Sci Rep. 2017 Sep 11;7(1):11063. doi: 10.1038/s41598-017-11296-9.
Proteolytic processing alters protein function. Here we present the first systems-wide analysis of endoproteolysis in the genome-reduced pathogen Mycoplasma hyopneumoniae. 669 N-terminal peptides from 164 proteins were identified, demonstrating that functionally diverse proteins are processed, more than half of which 75 (53%) were accessible on the cell surface. Multiple cleavage sites were characterised, but cleavage with arginine in P1 predominated. Putative functions for a subset of cleaved fragments were assigned by affinity chromatography using heparin, actin, plasminogen and fibronectin as bait. Binding affinity was correlated with the number of cleavages in a protein, indicating that novel binding motifs are exposed, and protein disorder increases, after a cleavage event. Glyceraldehyde 3-phosphate dehydrogenase was used as a model protein to demonstrate this. We define the rules governing methionine excision, show that several aminopeptidases are involved, and propose that through processing, genome-reduced organisms can expand protein function.

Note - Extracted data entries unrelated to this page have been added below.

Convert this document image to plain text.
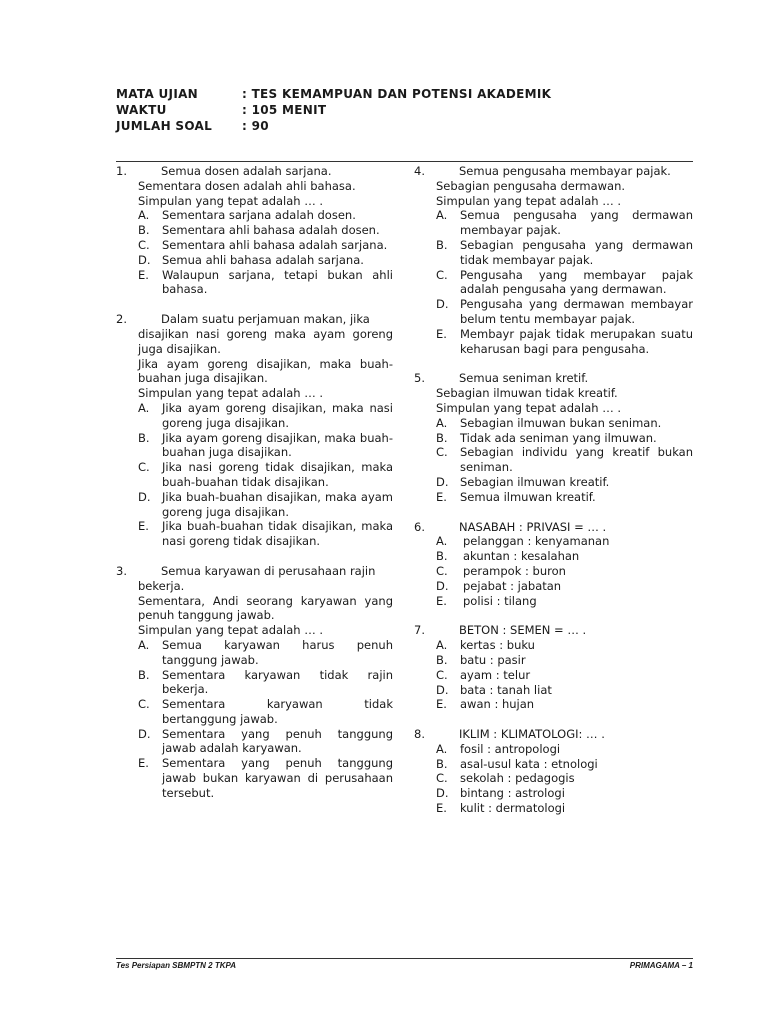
MATA UJIAN	: TES KEMAMPUAN DAN POTENSI AKADEMIK
WAKTU	: 105 MENIT
JUMLAH SOAL	: 90
1.	Semua dosen adalah sarjana.
Sementara dosen adalah ahli bahasa.
Simpulan yang tepat adalah … .
A.	Sementara sarjana adalah dosen.
B.	Sementara ahli bahasa adalah dosen.
C.	Sementara ahli bahasa adalah sarjana.
D. Semua ahli bahasa adalah sarjana.
E.	Walaupun sarjana, tetapi bukan ahli bahasa.
2.	Dalam suatu perjamuan makan, jika
disajikan nasi goreng maka ayam goreng juga disajikan.
Jika ayam goreng disajikan, maka buah-buahan juga disajikan.
Simpulan yang tepat adalah … .
A.	Jika ayam goreng disajikan, maka nasi goreng juga disajikan.
B.	Jika ayam goreng disajikan, maka buah-buahan juga disajikan.
C.	Jika nasi goreng tidak disajikan, maka buah-buahan tidak disajikan.
D. Jika buah-buahan disajikan, maka ayam goreng juga disajikan.
E.	Jika buah-buahan tidak disajikan, maka nasi goreng tidak disajikan.
3.	Semua karyawan di perusahaan rajin
bekerja.
Sementara, Andi seorang karyawan yang penuh tanggung jawab.
Simpulan yang tepat adalah … .
A.	Semua karyawan harus penuh tanggung jawab.
B.	Sementara karyawan tidak rajin bekerja.
C.	Sementara karyawan tidak bertanggung jawab.
D. Sementara yang penuh tanggung jawab adalah karyawan.
E.	Sementara yang penuh tanggung jawab bukan karyawan di perusahaan tersebut.
4.	Semua pengusaha membayar pajak.
Sebagian pengusaha dermawan.
Simpulan yang tepat adalah … .
A.	Semua pengusaha yang dermawan membayar pajak.
B.	Sebagian pengusaha yang dermawan tidak membayar pajak.
C.	Pengusaha yang membayar pajak adalah pengusaha yang dermawan.
D. Pengusaha yang dermawan membayar belum tentu membayar pajak.
E.	Membayr pajak tidak merupakan suatu keharusan bagi para pengusaha.
5.	Semua seniman kretif.
Sebagian ilmuwan tidak kreatif.
Simpulan yang tepat adalah … .
A.	Sebagian ilmuwan bukan seniman.
B.	Tidak ada seniman yang ilmuwan.
C.	Sebagian individu yang kreatif bukan seniman.
D. Sebagian ilmuwan kreatif.
E.	Semua ilmuwan kreatif.
6.	NASABAH : PRIVASI = … .
A.	pelanggan : kenyamanan
B.	akuntan : kesalahan
C.	perampok : buron
D.	pejabat : jabatan
E.	polisi : tilang
7.	BETON : SEMEN = … .
A.	kertas : buku
B.	batu : pasir
C.	ayam : telur
D. bata : tanah liat
E.	awan : hujan
8.	IKLIM : KLIMATOLOGI: … .
A.	fosil : antropologi
B.	asal-usul kata : etnologi
C.	sekolah : pedagogis
D. bintang : astrologi
E.	kulit : dermatologi
Tes Persiapan SBMPTN 2 TKPA	PRIMAGAMA – 1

蛋白水解加工可改变蛋白质的功能。在这里,我们首次对基因组简化病原体猪肺炎支原体中的内肽酶进行了系统全面的分析。从 164 种蛋白质中鉴定出了 669 个 N 端肽段,这表明功能多样的蛋白质被加工,其中超过一半(75%)可在细胞表面获得。对多个切割位点进行了表征,但以精氨酸为 P1 的切割为主。使用肝素、肌动蛋白、纤溶酶原和纤维连接蛋白作为诱饵,通过亲和层析为一组切割片段分配了推定的功能。结合亲和力与蛋白质中的切割次数相关,表明在切割事件后,新的结合基序暴露,蛋白质无序度增加。甘油醛 3-磷酸脱氢酶被用作模型蛋白来证明这一点。我们定义了甲硫氨酸切除的规则,表明有几种氨肽酶参与其中,并提出通过加工,基因组简化的生物体可以扩展蛋白质的功能。